Last week’s hearing in California came the same day as the top court of the United Nations rebuked Israel for its wartime conduct and ordered its government to do all it could to prevent death, destruction, and any acts of genocide but stopped short of ordering an end to the military offensive.
The political branches of the US government have wide authority over foreign policy, as the 9th US Circuit Court of Appeals ruled when the family of US college student Rachel Corrie tried to sue US bulldozer maker Caterpillar for aiding Israel in war crimes. Corrie was run over and killed in 2003 while trying to stop the demolition of a house in Gaza. The IDF said its soldiers could not see her.
Still, the lawsuit has brought fresh attention to the thousands of Palestinian Americans and other advocates calling for a ceasefire. They have repeatedly taken to the streets calling for the US to stop supplying weapons to Israel and have demanded local city and county governments adopt ceasefire resolutions despite local US officials having little sway over foreign policy.
After listening to hours of testimony Friday, White called the issue before him “the most difficult judicial decision that I’ve ever made,” according to the San Francisco Chronicle.
Plaintiff Laila El-Haddad, a journalist in Maryland, said she had lost nearly 90 members of her extended family to Israeli attacks, the newspaper reported.
Dr.
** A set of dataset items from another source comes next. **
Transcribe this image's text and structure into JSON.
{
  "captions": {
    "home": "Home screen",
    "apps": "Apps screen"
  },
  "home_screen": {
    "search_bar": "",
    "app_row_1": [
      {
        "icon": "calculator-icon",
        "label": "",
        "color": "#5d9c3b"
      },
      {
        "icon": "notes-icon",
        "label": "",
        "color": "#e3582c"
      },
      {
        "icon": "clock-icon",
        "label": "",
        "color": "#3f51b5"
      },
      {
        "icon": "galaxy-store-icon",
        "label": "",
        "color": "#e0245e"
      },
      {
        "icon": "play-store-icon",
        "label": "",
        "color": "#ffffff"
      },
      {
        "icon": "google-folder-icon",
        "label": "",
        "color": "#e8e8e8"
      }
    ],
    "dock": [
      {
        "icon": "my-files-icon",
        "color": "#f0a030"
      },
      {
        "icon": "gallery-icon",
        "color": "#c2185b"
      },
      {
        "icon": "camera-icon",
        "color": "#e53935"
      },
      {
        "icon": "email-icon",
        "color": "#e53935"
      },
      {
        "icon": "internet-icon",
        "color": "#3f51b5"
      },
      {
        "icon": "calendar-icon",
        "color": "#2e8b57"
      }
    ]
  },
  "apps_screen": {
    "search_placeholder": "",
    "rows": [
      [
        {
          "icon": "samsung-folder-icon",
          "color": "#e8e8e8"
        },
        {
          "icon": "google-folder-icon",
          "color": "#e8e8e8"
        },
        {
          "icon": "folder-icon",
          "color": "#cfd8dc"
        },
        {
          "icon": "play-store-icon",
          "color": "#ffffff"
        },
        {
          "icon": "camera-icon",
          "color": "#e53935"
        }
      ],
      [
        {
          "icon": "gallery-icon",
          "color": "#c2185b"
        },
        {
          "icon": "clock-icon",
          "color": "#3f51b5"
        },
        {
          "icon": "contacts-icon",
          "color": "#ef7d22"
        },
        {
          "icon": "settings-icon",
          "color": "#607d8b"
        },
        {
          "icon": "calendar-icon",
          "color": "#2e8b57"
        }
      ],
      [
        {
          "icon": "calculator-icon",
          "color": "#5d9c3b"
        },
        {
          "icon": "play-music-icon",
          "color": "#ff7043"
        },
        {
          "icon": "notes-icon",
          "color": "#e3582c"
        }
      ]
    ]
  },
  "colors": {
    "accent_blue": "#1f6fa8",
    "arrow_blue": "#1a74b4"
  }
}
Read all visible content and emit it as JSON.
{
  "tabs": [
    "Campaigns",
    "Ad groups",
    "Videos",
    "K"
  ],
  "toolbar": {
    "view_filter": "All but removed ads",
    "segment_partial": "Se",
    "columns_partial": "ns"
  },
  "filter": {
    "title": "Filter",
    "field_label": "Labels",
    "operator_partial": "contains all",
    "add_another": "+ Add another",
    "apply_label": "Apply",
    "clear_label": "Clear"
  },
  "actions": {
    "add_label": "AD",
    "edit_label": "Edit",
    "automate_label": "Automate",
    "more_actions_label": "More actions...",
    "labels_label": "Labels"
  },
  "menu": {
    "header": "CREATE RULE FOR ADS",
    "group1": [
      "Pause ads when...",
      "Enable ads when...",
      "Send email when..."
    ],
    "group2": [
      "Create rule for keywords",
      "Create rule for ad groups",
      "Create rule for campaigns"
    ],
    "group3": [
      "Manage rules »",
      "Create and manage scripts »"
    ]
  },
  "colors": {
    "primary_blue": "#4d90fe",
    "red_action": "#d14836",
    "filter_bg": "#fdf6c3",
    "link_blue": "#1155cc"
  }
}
Omar Al-Najjar, also a plaintiff, said he works at a hospital in the southern Gaza city of Rafah where more than 2,000 new patients a day require treatment for severe injuries or illnesses, but there is little to no medicine, the newspaper reported.

The Hamas-run health ministry in Gaza claimed Thursday that at least 27,019 Palestinians have been killed and 66,139 injured in Israeli strikes on Gaza since October 7, including 118 killed and 190 injured in the past 24 hours.
The terror group’s figures are unverified, don’t differentiate between civilians and combatants, and list all the fatalities as caused by Israel — even those believed to have been caused by hundreds of misfired rockets or otherwise by Palestinian fire.
Israel has previously said it has killed some 10,000 Hamas members, in addition to some 1,000 killed in Israel in the aftermath of the terror group’s October 7 invasion and onslaught.